Surface worker

A team at Imperial College, London is looking for a new method of detecting proteins in diagnostic tests such as those used to measure abnormal protein levels in the body. The researchers hope to find a way of using surface-enhanced Raman spectroscopy to give a test that is both more sensitive and more reproducible.


The project is a collaboration between biological chemist Robin Leatherbarrow in the chemistry department, Lesley Cohen in physics, who specialises in Raman spectroscopy, and electrical engineer Mino Green, whose expertise lies in surface fabrication. All three are involved in the EPSRC-funded Chemical Biology Centre at Imperial, which was set up to encourage the application of the physical sciences to biological problems.


‘The problem with Raman spectroscopy is that while it’s an information-rich technique, it’s relatively insensitive,’ Leatherbarrow explained. ‘The Raman effect is enhanced close to a rough silver or gold surface resulting in surface-enhanced Raman spectroscopy (SERS), which is far more sensitive. Without SERS the bound proteins would need to be tagged with a Raman active label, which is an expensive extra step.’

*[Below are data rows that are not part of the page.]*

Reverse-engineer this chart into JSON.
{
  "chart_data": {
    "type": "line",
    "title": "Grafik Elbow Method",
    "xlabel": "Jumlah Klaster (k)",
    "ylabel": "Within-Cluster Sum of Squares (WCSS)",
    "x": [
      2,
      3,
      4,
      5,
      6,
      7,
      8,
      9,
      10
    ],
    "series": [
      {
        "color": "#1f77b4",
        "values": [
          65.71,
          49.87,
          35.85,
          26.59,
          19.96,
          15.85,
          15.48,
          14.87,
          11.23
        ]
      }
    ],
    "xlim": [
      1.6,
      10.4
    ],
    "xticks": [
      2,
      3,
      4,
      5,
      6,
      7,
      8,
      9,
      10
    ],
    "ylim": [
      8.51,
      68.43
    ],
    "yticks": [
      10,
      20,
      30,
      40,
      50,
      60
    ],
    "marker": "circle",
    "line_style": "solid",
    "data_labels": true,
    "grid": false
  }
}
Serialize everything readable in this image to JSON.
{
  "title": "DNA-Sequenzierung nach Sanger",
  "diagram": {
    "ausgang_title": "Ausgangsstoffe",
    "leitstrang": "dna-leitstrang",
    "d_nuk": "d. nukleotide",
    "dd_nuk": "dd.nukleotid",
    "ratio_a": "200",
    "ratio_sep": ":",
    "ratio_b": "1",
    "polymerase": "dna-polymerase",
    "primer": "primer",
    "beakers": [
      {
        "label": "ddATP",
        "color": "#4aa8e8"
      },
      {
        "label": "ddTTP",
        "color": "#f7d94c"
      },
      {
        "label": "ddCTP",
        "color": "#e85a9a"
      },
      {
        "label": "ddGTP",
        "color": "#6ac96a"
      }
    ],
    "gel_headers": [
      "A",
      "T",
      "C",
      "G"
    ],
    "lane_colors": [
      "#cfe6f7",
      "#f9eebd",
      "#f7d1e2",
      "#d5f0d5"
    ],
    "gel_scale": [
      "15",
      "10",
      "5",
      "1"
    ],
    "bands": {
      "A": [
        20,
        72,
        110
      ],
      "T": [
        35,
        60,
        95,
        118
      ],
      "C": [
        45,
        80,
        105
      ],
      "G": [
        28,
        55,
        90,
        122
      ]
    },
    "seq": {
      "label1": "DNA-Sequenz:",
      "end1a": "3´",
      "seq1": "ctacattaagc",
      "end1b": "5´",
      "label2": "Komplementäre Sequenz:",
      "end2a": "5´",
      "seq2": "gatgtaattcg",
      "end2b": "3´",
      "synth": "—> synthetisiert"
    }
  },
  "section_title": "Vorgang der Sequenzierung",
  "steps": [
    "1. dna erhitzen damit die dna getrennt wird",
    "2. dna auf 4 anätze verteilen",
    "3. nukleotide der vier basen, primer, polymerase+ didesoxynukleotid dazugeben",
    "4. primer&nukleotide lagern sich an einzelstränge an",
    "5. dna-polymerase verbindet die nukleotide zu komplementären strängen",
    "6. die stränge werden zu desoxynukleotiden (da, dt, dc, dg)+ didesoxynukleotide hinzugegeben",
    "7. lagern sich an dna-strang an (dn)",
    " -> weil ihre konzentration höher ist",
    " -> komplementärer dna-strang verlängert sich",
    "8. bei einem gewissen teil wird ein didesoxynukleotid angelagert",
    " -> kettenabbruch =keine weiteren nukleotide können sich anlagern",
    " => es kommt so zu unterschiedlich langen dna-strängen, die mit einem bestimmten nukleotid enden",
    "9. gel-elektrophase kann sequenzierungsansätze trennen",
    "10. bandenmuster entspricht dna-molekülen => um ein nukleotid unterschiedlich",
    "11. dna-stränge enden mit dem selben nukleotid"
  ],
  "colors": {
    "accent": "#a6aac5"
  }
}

He added that they will be using microfabricated silicon surfaces. ‘These have what is, in effect, an immobilised colloidal silver surface on them, with silver toroids on the surface. The pores in these rings give the SERS effect.’ These microfabricated surfaces have already been applied to DNA-DNA interactions, and the next step is to test them with proteins, creating antibody-coated chips that will provide specificity for a variety of target molecules without a need for labelling.


He said that the big advantage of using these surfaces is the scale. ‘We could test for thousands — if not hundreds of thousands — of proteins on something the size of a silicon chip,’ he claimed. ‘Because the technique has the potential to be extremely sensitive, we should be able to miniaturise the chip. The limiting factor will be how hard it is to spot the proteins on to the chip, not their detection.’